Starburst galaxies are often found to be the result of galaxy mergers. As a result, galaxy mergers are often believed to lie above the galaxy main sequence: the tight correlation between stellar mass and star formation rate. Here, we aim to test this claim. Deep learning techniques are applied to images from the Sloan Digital Sky Survey to provide visual-like classifications for over 340 000 objects between redshifts of 0.005 and 0.1. The aim of this classification is to split the galaxy population into merger and non-merger systems and we are currently achieving an accuracy of 91.5%. Stellar masses and star formation rates are also estimated using panchromatic data for the entire galaxy population. With these preliminary data, the mergers are placed onto the full galaxy main sequence, where we find that merging systems lie across the entire star formation rate - stellar mass plane.
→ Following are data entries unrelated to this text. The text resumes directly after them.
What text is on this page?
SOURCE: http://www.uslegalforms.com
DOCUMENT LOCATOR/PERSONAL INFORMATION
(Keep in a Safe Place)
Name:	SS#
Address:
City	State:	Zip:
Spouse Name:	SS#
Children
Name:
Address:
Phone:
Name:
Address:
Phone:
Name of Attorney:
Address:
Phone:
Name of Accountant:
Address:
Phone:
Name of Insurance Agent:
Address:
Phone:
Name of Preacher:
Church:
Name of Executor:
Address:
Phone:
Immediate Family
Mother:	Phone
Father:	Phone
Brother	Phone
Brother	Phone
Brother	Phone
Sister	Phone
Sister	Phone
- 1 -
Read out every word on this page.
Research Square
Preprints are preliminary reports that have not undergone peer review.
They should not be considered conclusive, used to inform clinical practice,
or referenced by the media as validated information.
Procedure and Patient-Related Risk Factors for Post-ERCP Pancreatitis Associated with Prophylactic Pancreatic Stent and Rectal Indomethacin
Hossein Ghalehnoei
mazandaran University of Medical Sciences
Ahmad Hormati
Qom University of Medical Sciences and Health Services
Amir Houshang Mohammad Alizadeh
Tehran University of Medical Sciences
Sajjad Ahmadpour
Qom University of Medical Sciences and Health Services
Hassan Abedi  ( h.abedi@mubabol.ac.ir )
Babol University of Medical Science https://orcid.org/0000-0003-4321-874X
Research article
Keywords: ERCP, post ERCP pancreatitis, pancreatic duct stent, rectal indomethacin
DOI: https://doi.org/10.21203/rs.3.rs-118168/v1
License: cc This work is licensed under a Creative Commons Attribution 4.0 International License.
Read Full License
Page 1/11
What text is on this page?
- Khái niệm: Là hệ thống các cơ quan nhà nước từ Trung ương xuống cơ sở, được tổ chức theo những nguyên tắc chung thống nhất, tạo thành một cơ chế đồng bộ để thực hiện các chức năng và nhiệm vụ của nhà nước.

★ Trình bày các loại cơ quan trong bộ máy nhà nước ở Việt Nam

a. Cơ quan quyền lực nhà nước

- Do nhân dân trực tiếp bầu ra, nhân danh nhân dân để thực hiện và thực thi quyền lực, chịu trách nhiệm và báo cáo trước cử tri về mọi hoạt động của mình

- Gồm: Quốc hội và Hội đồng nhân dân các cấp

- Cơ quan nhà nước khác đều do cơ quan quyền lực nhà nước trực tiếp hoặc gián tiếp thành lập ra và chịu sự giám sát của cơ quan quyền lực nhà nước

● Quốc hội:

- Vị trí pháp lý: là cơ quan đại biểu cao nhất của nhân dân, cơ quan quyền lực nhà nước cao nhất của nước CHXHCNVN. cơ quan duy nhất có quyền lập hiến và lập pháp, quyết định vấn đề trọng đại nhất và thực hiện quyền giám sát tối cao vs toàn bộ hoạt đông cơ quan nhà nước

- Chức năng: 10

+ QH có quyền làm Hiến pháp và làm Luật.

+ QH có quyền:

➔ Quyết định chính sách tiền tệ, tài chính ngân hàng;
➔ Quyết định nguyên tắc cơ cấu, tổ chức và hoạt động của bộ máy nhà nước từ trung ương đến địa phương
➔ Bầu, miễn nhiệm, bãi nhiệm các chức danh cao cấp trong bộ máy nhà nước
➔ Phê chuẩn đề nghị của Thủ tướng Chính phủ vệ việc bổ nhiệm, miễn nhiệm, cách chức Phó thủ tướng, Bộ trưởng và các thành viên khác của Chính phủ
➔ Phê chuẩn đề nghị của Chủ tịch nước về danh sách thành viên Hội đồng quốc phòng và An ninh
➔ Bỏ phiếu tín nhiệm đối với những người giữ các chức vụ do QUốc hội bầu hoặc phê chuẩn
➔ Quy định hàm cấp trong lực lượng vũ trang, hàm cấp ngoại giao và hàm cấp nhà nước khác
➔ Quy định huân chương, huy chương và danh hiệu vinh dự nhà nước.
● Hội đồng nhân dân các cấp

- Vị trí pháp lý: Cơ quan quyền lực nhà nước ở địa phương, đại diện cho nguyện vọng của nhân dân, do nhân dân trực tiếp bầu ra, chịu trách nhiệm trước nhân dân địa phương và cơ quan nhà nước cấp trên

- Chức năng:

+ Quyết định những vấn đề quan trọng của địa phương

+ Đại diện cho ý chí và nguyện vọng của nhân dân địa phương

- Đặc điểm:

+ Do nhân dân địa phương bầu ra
## Main sequence of star forming galaxies beyond the Herschel confusion limit

Deep far-infrared (FIR) cosmological surveys are known to be affected by source confusion, causing issues when examining the main sequence (MS) of star forming galaxies. This has typically been partially tackled by the use of stacking. However, stacking only provides the average properties of the objects in the stack. This work aims to trace the MS over $0.2\leq z<6.0$ using the latest de-blended Herschel photometry, which reaches $\approx10$ times deeper than the 5$\sigma$ confusion limit in SPIRE. This provides more reliable star formation rates (SFRs), especially for the fainter galaxies, and hence a more reliable MS. We built a pipeline that uses the spectral energy distribution (SED) modelling and fitting tool CIGALE to generate flux density priors in the Herschel SPIRE bands. These priors were then fed into the de-blending tool XID+ to extract flux densities from the SPIRE maps. Multi-wavelength data were combined with the extracted SPIRE flux densities to constrain SEDs and provide stellar mass (M$_{\star}$) and SFRs. These M$_{\star}$ and SFRs were then used to populate the SFR-M$_{\star}$ plane over $0.2\leq z<6.0$. No significant evidence of a high-mass turn-over was found; the best fit is thus a simple two-parameter power law of the form log(SFR)$=\alpha[$log(M$_{\star})-10.5]+\beta$. The normalisation of the power law increases with redshift, rapidly at $z\lesssim1.8$, from $0.58\pm0.09$ at $z\approx0.37$ to $1.31\pm0.08$ at $z\approx1.8$. The slope is also found to increase with redshift, perhaps with an excess around $1.8\leq z<2.9$. The increasing slope indicates that galaxies become more self-similar as redshift increases, implying that the specific SFR of high-mass galaxies increases over $z=0.2$ to $z=6.0$, becoming closer to that of low-mass galaxies. The excess in the slope at $1.8\leq z<2.9$, if present, coincides with the peak of the cosmic star formation history.